A single-point mutant of kalata B1 — threonine at position 20 replaced with lysine — engineered by Prof. Christian Gruber's group at MedUni Vienna. T20K shows immunomodulatory activity and halted MS progression in animal models. It is in Phase I/II human clinical trials (via Cyxone AB, Sweden) for the treatment of multiple sclerosis, taken orally. T20K is the first cyclotide to enter clinical testing in humans and represents the leading edge of the entire cyclopeptide pharmaceutical field.

A pancreatic serine protease that cleaves peptide bonds after arginine and lysine residues. A major digestive enzyme responsible for breaking down proteins in the small intestine. Cyclotides are resistant to trypsin digestion — one of the central demonstrations of their stability, since trypsin resistance is a standard test of protease stability in the drug development process.

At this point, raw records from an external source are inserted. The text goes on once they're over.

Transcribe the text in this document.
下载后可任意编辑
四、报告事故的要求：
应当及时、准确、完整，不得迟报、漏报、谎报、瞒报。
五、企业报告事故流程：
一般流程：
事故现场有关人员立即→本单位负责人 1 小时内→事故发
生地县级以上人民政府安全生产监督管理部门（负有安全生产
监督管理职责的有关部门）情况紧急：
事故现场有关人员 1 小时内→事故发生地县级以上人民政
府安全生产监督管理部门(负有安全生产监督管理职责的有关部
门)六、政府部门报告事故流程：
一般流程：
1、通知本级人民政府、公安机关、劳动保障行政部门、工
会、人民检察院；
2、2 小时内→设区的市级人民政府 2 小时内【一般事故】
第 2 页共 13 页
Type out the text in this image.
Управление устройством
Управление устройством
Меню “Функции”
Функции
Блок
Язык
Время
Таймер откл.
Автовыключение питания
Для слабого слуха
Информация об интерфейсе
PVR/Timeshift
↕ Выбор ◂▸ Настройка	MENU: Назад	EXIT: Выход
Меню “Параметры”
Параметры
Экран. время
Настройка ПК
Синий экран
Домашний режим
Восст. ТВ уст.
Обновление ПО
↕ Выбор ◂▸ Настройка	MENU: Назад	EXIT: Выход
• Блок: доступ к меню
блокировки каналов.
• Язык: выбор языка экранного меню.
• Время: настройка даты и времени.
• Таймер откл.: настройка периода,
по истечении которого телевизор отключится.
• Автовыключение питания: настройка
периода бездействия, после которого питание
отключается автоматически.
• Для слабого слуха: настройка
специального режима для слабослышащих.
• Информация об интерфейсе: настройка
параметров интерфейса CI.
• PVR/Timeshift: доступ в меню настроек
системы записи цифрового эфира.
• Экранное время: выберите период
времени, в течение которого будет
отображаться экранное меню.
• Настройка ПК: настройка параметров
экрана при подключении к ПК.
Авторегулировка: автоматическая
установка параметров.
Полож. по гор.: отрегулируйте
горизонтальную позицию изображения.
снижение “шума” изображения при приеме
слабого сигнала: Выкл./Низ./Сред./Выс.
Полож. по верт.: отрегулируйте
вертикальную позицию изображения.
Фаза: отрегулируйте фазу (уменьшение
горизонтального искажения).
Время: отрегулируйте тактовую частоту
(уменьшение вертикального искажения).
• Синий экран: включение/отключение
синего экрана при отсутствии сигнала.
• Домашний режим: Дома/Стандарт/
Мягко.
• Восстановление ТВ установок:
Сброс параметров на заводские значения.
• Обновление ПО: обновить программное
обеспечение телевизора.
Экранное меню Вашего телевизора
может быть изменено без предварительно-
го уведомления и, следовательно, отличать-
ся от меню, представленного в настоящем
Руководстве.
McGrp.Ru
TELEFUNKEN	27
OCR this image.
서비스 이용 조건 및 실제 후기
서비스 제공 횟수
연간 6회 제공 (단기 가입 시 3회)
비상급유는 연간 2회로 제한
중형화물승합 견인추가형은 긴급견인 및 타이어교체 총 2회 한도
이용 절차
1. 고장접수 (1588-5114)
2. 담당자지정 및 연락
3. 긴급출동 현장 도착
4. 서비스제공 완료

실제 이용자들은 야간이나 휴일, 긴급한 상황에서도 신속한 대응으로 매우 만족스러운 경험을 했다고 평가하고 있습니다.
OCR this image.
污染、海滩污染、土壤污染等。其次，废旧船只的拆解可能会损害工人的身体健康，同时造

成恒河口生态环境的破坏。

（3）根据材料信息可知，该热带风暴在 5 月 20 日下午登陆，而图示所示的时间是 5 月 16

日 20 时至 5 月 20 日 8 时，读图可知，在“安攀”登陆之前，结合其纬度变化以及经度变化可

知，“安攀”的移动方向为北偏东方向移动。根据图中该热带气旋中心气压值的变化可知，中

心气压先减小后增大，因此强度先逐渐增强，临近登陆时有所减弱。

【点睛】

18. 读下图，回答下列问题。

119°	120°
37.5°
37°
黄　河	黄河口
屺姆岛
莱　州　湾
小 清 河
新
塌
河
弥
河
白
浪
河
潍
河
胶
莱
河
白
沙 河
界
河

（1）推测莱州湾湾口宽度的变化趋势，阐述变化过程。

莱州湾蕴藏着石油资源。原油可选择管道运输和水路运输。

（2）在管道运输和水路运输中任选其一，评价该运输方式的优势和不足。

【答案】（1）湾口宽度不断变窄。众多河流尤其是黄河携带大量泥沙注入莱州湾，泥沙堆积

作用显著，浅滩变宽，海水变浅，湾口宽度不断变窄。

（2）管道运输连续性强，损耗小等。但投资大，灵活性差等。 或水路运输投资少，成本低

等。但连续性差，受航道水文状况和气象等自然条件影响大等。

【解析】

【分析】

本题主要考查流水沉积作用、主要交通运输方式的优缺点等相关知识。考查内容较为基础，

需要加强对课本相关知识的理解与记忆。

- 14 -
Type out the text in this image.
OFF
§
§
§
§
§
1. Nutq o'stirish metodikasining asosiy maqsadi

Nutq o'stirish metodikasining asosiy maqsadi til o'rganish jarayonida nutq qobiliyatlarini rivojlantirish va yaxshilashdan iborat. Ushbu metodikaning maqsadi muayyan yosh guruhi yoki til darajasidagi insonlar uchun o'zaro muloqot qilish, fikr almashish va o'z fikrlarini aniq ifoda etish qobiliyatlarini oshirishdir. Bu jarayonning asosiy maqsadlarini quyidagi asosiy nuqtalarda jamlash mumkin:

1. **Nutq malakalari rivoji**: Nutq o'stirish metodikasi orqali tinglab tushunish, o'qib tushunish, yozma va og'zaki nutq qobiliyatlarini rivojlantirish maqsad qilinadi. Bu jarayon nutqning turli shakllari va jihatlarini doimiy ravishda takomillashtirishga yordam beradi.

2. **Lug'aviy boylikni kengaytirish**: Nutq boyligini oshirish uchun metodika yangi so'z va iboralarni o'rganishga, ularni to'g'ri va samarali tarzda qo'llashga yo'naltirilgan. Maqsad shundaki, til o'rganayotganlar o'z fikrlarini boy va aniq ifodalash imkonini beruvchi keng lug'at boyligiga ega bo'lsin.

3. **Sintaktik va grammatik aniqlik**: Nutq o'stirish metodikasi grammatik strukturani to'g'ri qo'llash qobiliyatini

The step in cyclotide biosynthesis that occurs in the plant vacuole. After the cyclotide precursor protein is synthesised on the ribosome and transported to the vacuole, asparaginyl endopeptidases cleave the prodomains and catalyse the head-to-tail cyclisation that creates the mature, ring-closed cyclotide. Understanding this process was critical to engineering plants to produce therapeutic cyclotide sequences.

The violet plant family — one of five plant families known to produce cyclotides. European and tropical violet species are rich sources of cyclotide diversity and are extensively studied by Prof. Ulf Göransson's group at Uppsala University, Sweden. Violaceae cyclotides include both Möbius and bracelet subfamily members and have provided many of the structures used in antimicrobial peptide research.